Red, Blue & Green: Political TV Ad Spending Up 350 Percent in RVA 

How much more annoying is this election season compared with 2008? If you're going by television ad spending in Richmond, things are getting about 350 percent worse.

Expenditures on all those maddeningly repetitive political commercials could total $22.5 million across the Richmond market by Nov. 6. That's up from $5 million spent here four years ago, says James Taguchi, national sales manager at WTVR-TV 6, citing his estimates and local audits.

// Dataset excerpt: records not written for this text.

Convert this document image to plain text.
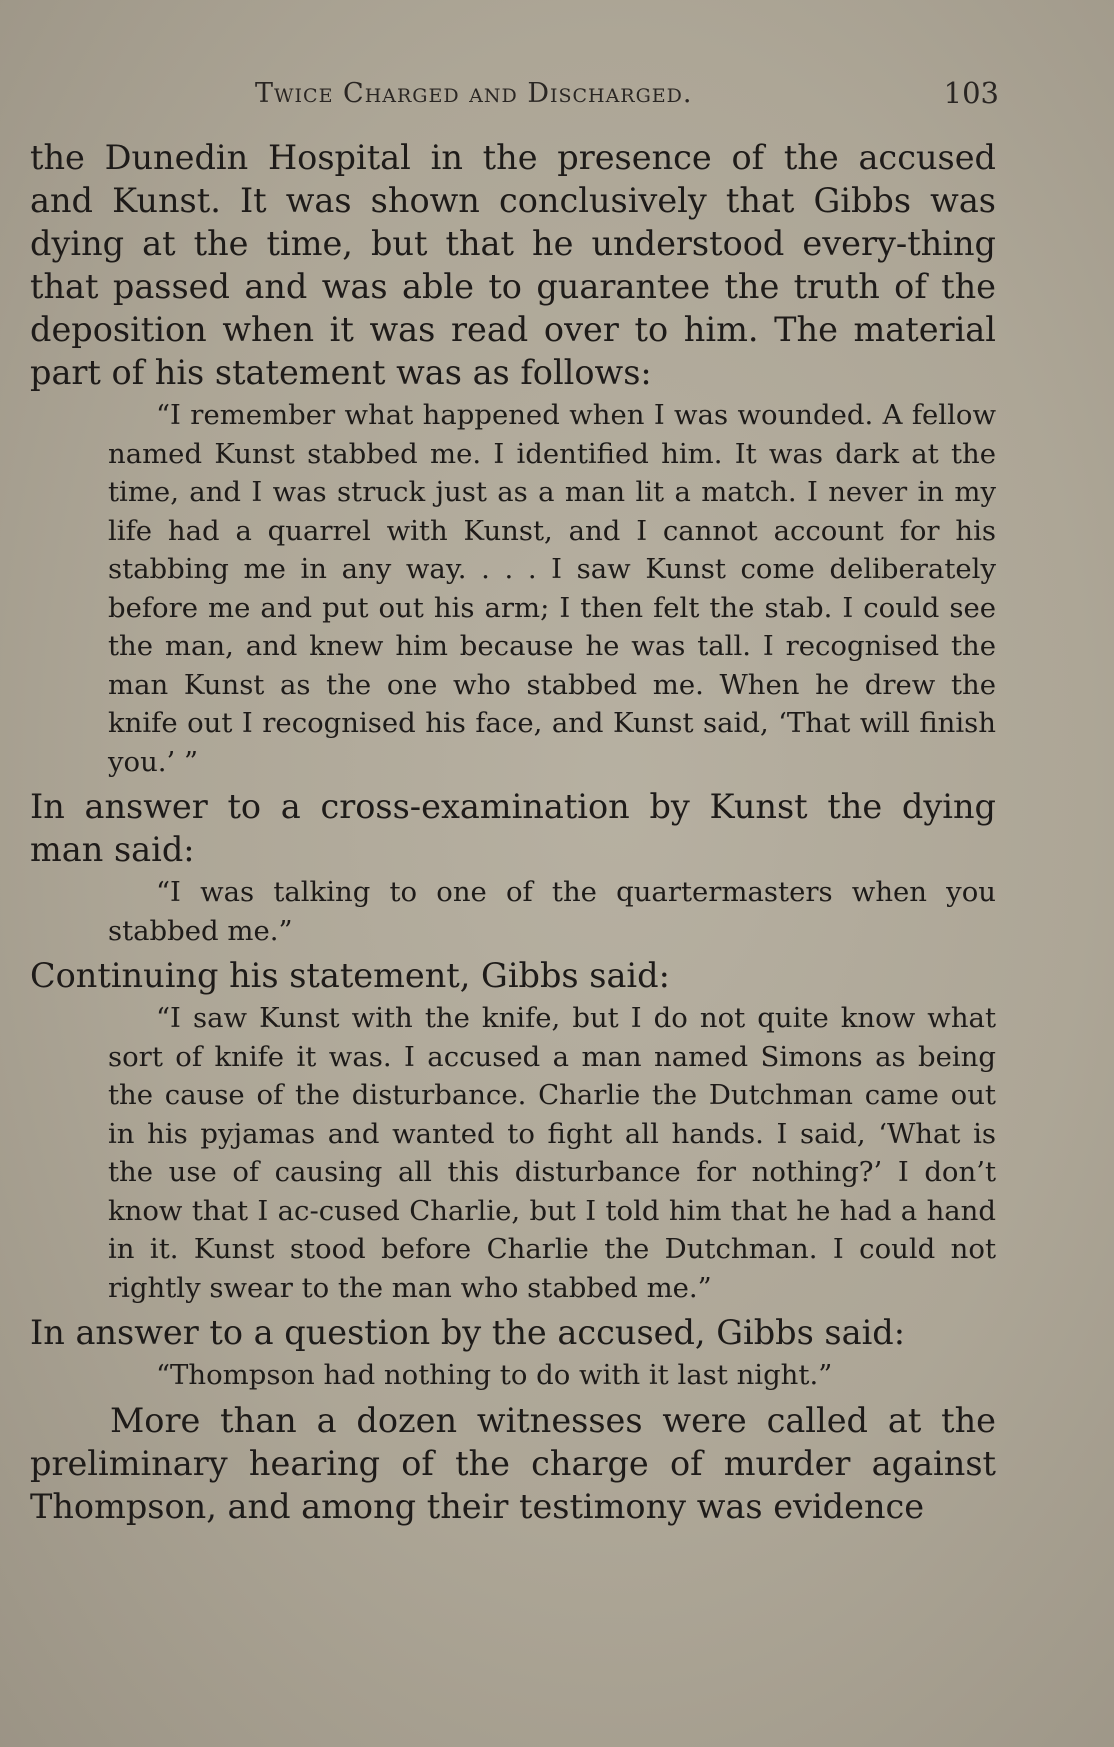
Twice Charged and Discharged.	103

the Dunedin Hospital in the presence of the accused and Kunst. It was shown conclusively that Gibbs was dying at the time, but that he understood every-thing that passed and was able to guarantee the truth of the deposition when it was read over to him. The material part of his statement was as follows:

“I remember what happened when I was wounded. A fellow named Kunst stabbed me. I identified him. It was dark at the time, and I was struck just as a man lit a match. I never in my life had a quarrel with Kunst, and I cannot account for his stabbing me in any way. . . . I saw Kunst come deliberately before me and put out his arm; I then felt the stab. I could see the man, and knew him because he was tall. I recognised the man Kunst as the one who stabbed me. When he drew the knife out I recognised his face, and Kunst said, ‘That will finish you.’ ”

In answer to a cross-examination by Kunst the dying man said:

“I was talking to one of the quartermasters when you stabbed me.”

Continuing his statement, Gibbs said:

“I saw Kunst with the knife, but I do not quite know what sort of knife it was. I accused a man named Simons as being the cause of the disturbance. Charlie the Dutchman came out in his pyjamas and wanted to fight all hands. I said, ‘What is the use of causing all this disturbance for nothing?’ I don’t know that I ac-cused Charlie, but I told him that he had a hand in it. Kunst stood before Charlie the Dutchman. I could not rightly swear to the man who stabbed me.”

In answer to a question by the accused, Gibbs said:

“Thompson had nothing to do with it last night.”

More than a dozen witnesses were called at the preliminary hearing of the charge of murder against Thompson, and among their testimony was evidence
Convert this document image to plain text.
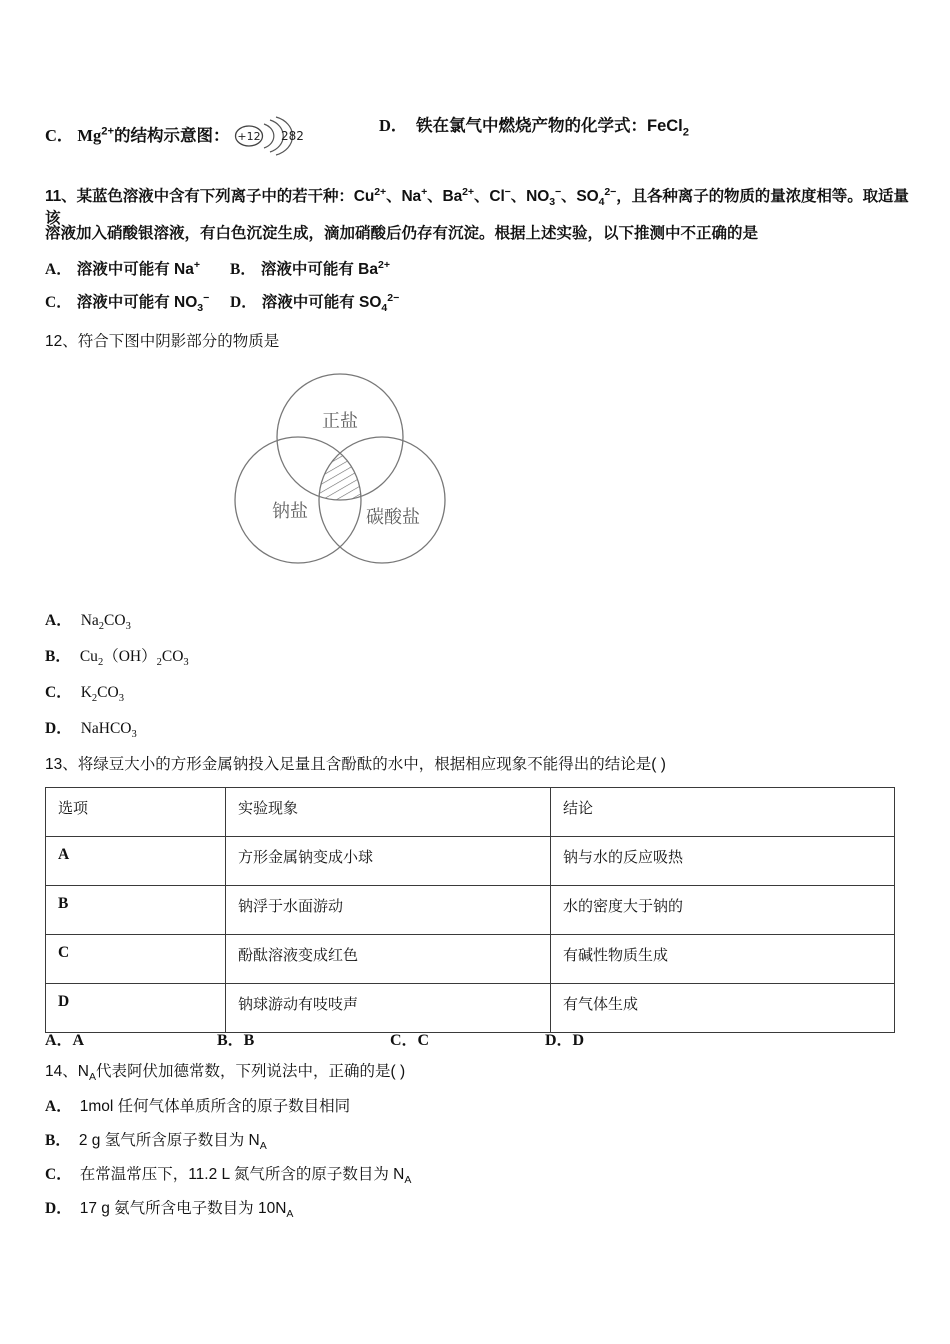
C． $Mg^{2+}$的结构示意图： +12 282
D． 铁在氯气中燃烧产物的化学式：FeCl$_2$
11、某蓝色溶液中含有下列离子中的若干种：$Cu^{2+}$、Na+、$Ba^{2+}$、Cl−、$NO_3^-$、$SO_4^{2-}$，且各种离子的物质的量浓度相等。取适量该
溶液加入硝酸银溶液，有白色沉淀生成，滴加硝酸后仍存有沉淀。根据上述实验，以下推测中不正确的是
A． 溶液中可能有 Na+ B． 溶液中可能有 $Ba^{2+}$
C． 溶液中可能有 $NO_3^-$ D． 溶液中可能有 $SO_4^{2-}$
12、符合下图中阴影部分的物质是
正盐
钠盐	碳酸盐
A． $Na_2CO_3$
B． $Cu_2(OH)_2CO_3$
C． $K_2CO_3$
D． NaHCO$_3$
13、将绿豆大小的方形金属钠投入足量且含酚酞的水中，根据相应现象不能得出的结论是( )
选项	实验现象	结论
A	方形金属钠变成小球	钠与水的反应吸热
B	钠浮于水面游动	水的密度大于钠的
C	酚酞溶液变成红色	有碱性物质生成
D	钠球游动有吱吱声	有气体生成
A．A	B．B	C．C	D．D
14、$N_A$代表阿伏加德常数，下列说法中，正确的是( )
A． 1mol 任何气体单质所含的原子数目相同
B． 2 g 氢气所含原子数目为 $N_A$
C． 在常温常压下，11.2 L 氮气所含的原子数目为 $N_A$
D． 17 g 氨气所含电子数目为 $10N_A$
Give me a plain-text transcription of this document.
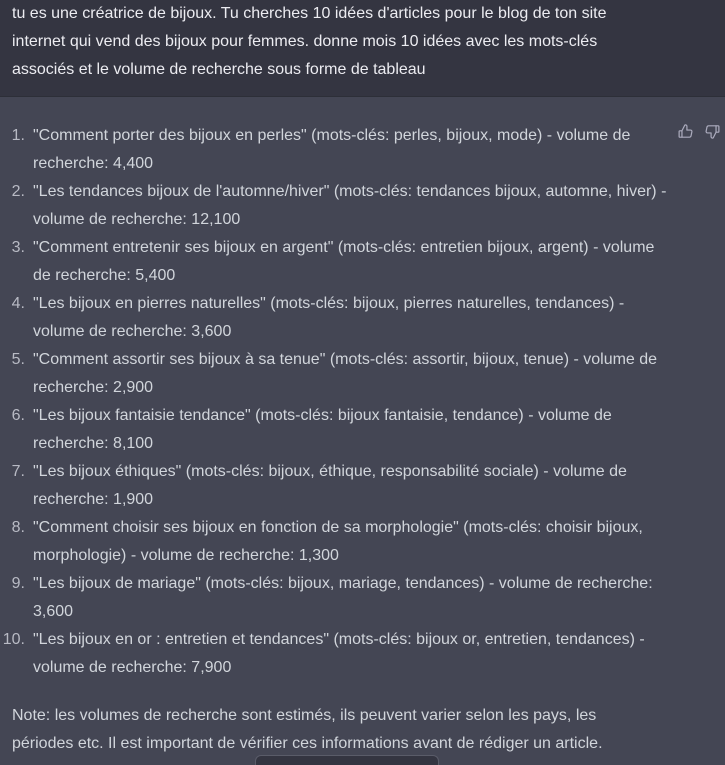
tu es une créatrice de bijoux. Tu cherches 10 idées d'articles pour le blog de ton site internet qui vend des bijoux pour femmes. donne mois 10 idées avec les mots-clés associés et le volume de recherche sous forme de tableau

1. "Comment porter des bijoux en perles" (mots-clés: perles, bijoux, mode) - volume de recherche: 4,400
2. "Les tendances bijoux de l'automne/hiver" (mots-clés: tendances bijoux, automne, hiver) - volume de recherche: 12,100
3. "Comment entretenir ses bijoux en argent" (mots-clés: entretien bijoux, argent) - volume de recherche: 5,400
4. "Les bijoux en pierres naturelles" (mots-clés: bijoux, pierres naturelles, tendances) - volume de recherche: 3,600
5. "Comment assortir ses bijoux à sa tenue" (mots-clés: assortir, bijoux, tenue) - volume de recherche: 2,900
6. "Les bijoux fantaisie tendance" (mots-clés: bijoux fantaisie, tendance) - volume de recherche: 8,100
7. "Les bijoux éthiques" (mots-clés: bijoux, éthique, responsabilité sociale) - volume de recherche: 1,900
8. "Comment choisir ses bijoux en fonction de sa morphologie" (mots-clés: choisir bijoux, morphologie) - volume de recherche: 1,300
9. "Les bijoux de mariage" (mots-clés: bijoux, mariage, tendances) - volume de recherche: 3,600
10. "Les bijoux en or : entretien et tendances" (mots-clés: bijoux or, entretien, tendances) - volume de recherche: 7,900

Note: les volumes de recherche sont estimés, ils peuvent varier selon les pays, les périodes etc. Il est important de vérifier ces informations avant de rédiger un article.
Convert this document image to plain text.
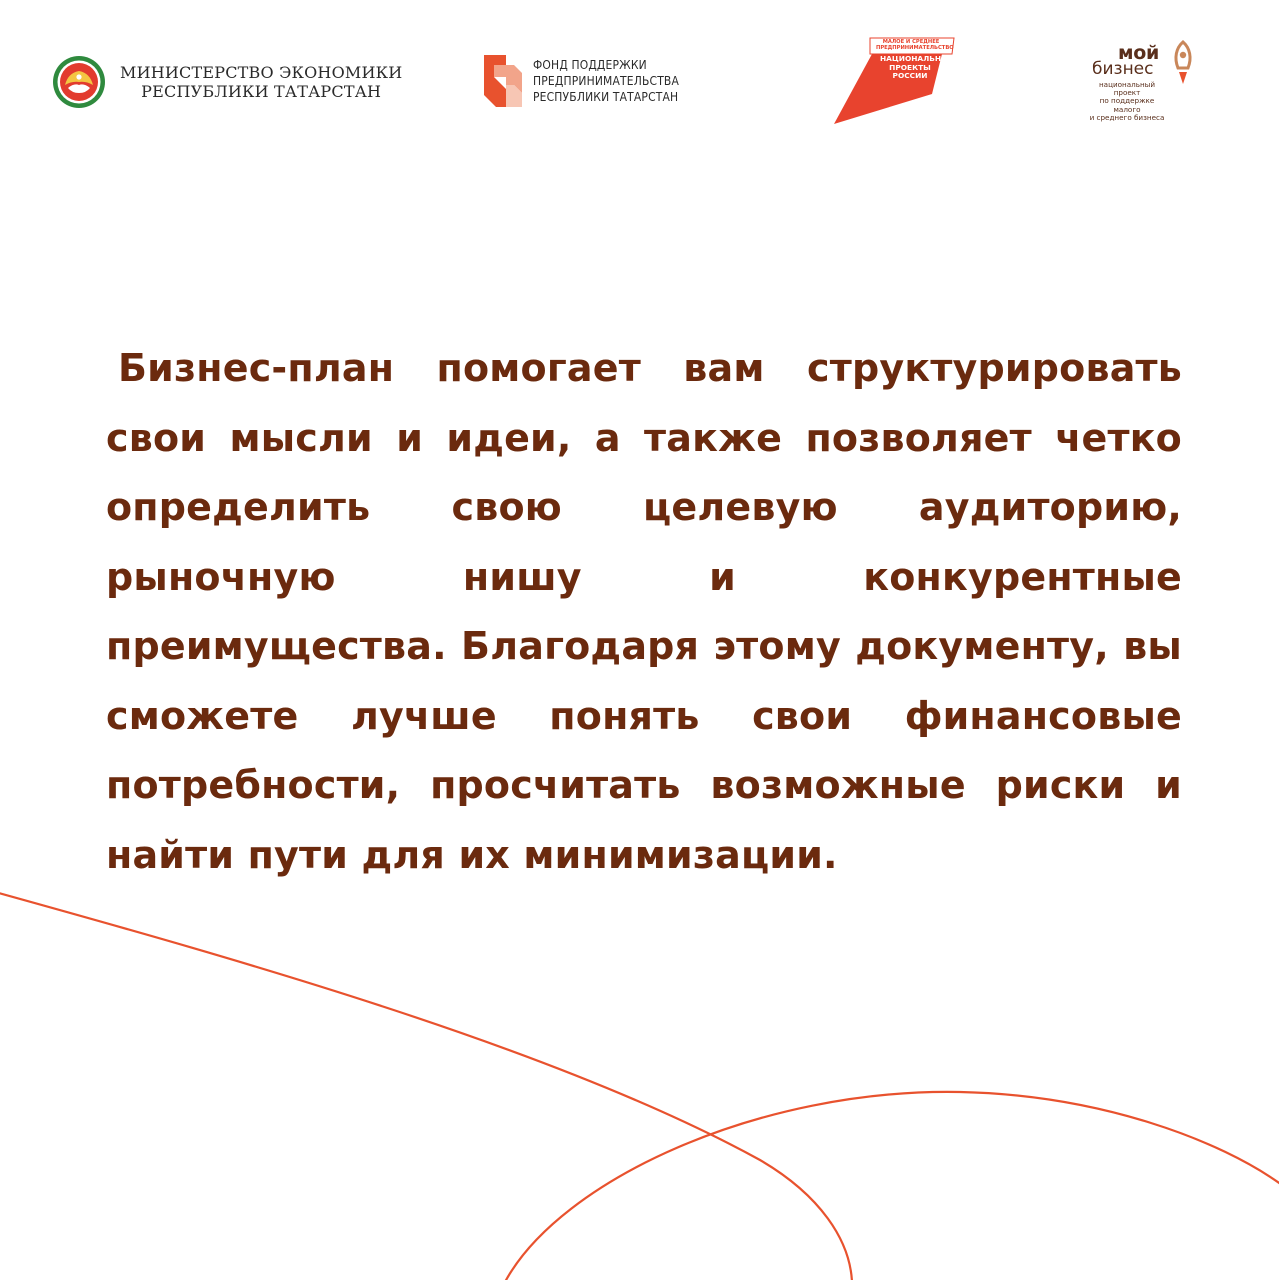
МИНИСТЕРСТВО ЭКОНОМИКИ
РЕСПУБЛИКИ ТАТАРСТАН
ФОНД ПОДДЕРЖКИ
ПРЕДПРИНИМАТЕЛЬСТВА
РЕСПУБЛИКИ ТАТАРСТАН
МАЛОЕ И СРЕДНЕЕ
ПРЕДПРИНИМАТЕЛЬСТВО
НАЦИОНАЛЬНЫЕ
ПРОЕКТЫ
РОССИИ
мой
бизнес
национальный проект
по поддержке малого
и среднего бизнеса

Бизнес-план помогает вам структурировать свои мысли и идеи, а также позволяет четко определить свою целевую аудиторию, рыночную нишу и конкурентные преимущества. Благодаря этому документу, вы сможете лучше понять свои финансовые потребности, просчитать возможные риски и найти пути для их минимизации.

The numbers rise daily, but as of last week the CBS affiliate alone had sold 3,100 spots in September and October for the presidential race, according to documents the station must disclose. That's $1.6 million worth of airtime bought by the two campaigns and six outside groups that aim to influence the race.

In the latter category is the Republican political action committee co-founded by Karl Rove, American Crossroads, which spent $181,000 with WTVR since September. The group bought 345 ads on programs as varied as "60 Minutes" ($3,500 for a 30-second ad) and "The Price is Right" ($400 for 30 seconds).

Spending by Republican groups such as Rove's accounts for 75 percent of the nearly $40 million spent so far by outside groups in Virginia's four largest broadcast markets, according to data collected by the Virginia Public Access Project, which tracks state campaign finance reports.

As for the individual campaigns, a look at two local stations last week shows that Obama has booked $510,000 worth of ads on WTVR and $600,000 worth on NBC-affiliate WWBT-TV 12 since September. Romney has bought $388,000 and $490,000 on the two stations respectively.

Regardless of who's buying the ads, the election has been a windfall for broadcasters across the state. David Poole, executive director of Virginia Public Access Project, says two factors are fueling the spending spree. First, never before have corporations been allowed to pour unlimited amounts of money into political action committees, change brought on by a U.S. Supreme Court ruling in 2010.

Second, for the first time in recent history Virginia is considered winnable by both parties.